Preachers have three kinds of outlines in their arsenal. The outlines relate to each and progress from one to the other in sequence. These outlines are:
(1) The Exegetical Outline
This is the first outline that you will need to build. You will answer one simple question: what does the text say? This will help you come to grips with what the Scriptures clearly reveal to us already. This is arguably the most important outline because it forms the foundation for the other two. A flimsy exegetical outline will produce a flimsy theological and homiletical outline. Therefore, you will probably spend the most time building this particular skeleton. If you’ve done your hermeneutical homework, forming this outline shouldn’t be too difficult. In this step, be as accurate as possible to what the text is saying.
(2) The Theological Outline
This is the second outline that you will need to build. With the exegetical outline in hand, look for truths that transcend time. These are known as timeless truths (duh, preacher boy!). A helpful question to ask is this: what does the text say about God and/or about people? In this step, a preacher needs to draw out the Biblical principles that applied back then and are still applicable today. The theological outline forms the bridge between the exegetical and the homiletical outlines.

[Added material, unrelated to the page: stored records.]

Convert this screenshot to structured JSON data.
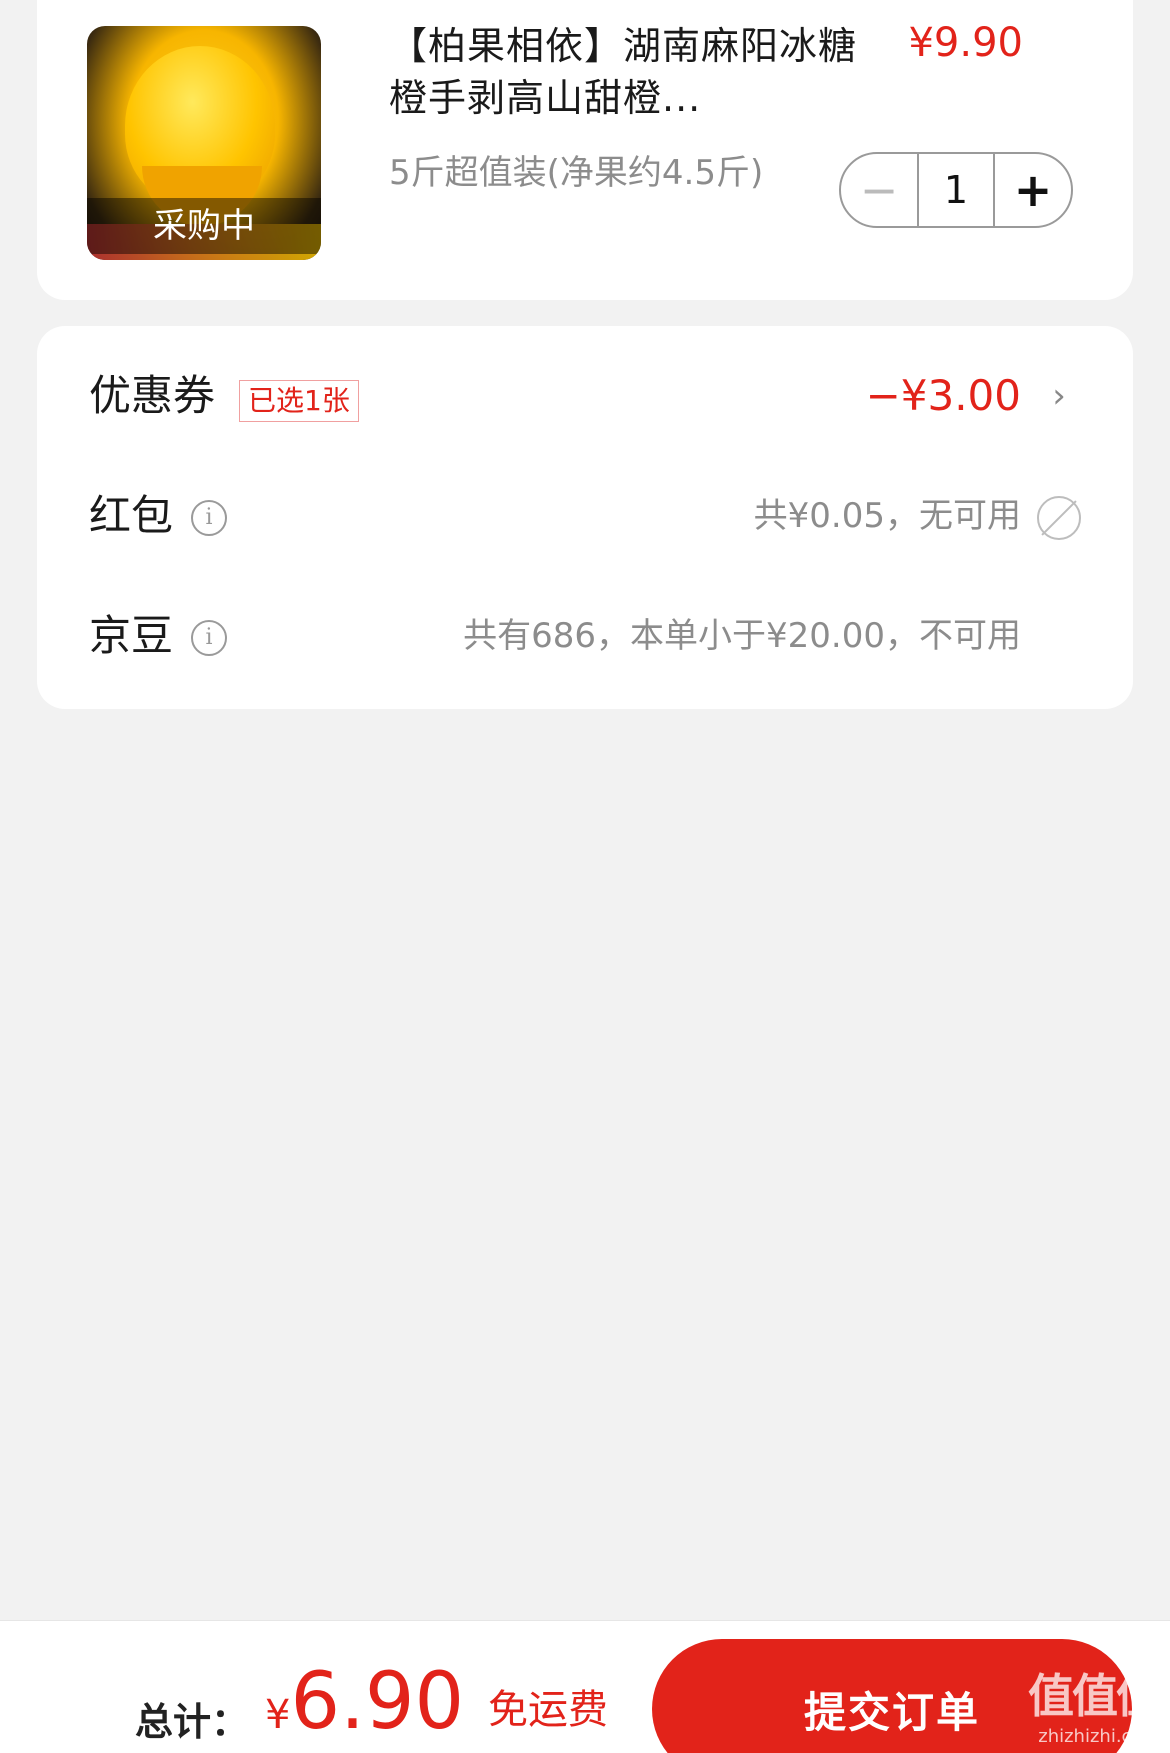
{
  "product": {
    "title": "【柏果相依】湖南麻阳冰糖橙手剥高山甜橙...",
    "price": "¥9.90",
    "spec": "5斤超值装(净果约4.5斤)",
    "image_badge": "采购中",
    "quantity": "1",
    "minus_symbol": "−",
    "plus_symbol": "+"
  },
  "discounts": {
    "coupon": {
      "label": "优惠券",
      "tag": "已选1张",
      "value": "−¥3.00"
    },
    "red_packet": {
      "label": "红包",
      "value": "共¥0.05，无可用"
    },
    "jd_beans": {
      "label": "京豆",
      "value": "共有686，本单小于¥20.00，不可用"
    }
  },
  "footer": {
    "total_label": "总计：",
    "currency": "¥",
    "total_value": "6.90",
    "shipping": "免运费",
    "submit_label": "提交订单"
  },
  "watermark": {
    "mark": "值值值",
    "url": "zhizhizhi.com"
  },
  "colors": {
    "accent": "#e2231a",
    "background": "#f2f2f2",
    "muted": "#8c8c8c"
  }
}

(3) The Homiletical Outline
This is the last outline that you will need to build. With the timeless truths in hand, apply them directly to your audience today. A helpful question to ask is this: what does the text say for us to do? The homiletical outline forms the final skeleton for your sermon. Therefore, it includes both the exegetical and the theological outlines as its sub-points. This is also the outline that you will show to your audience.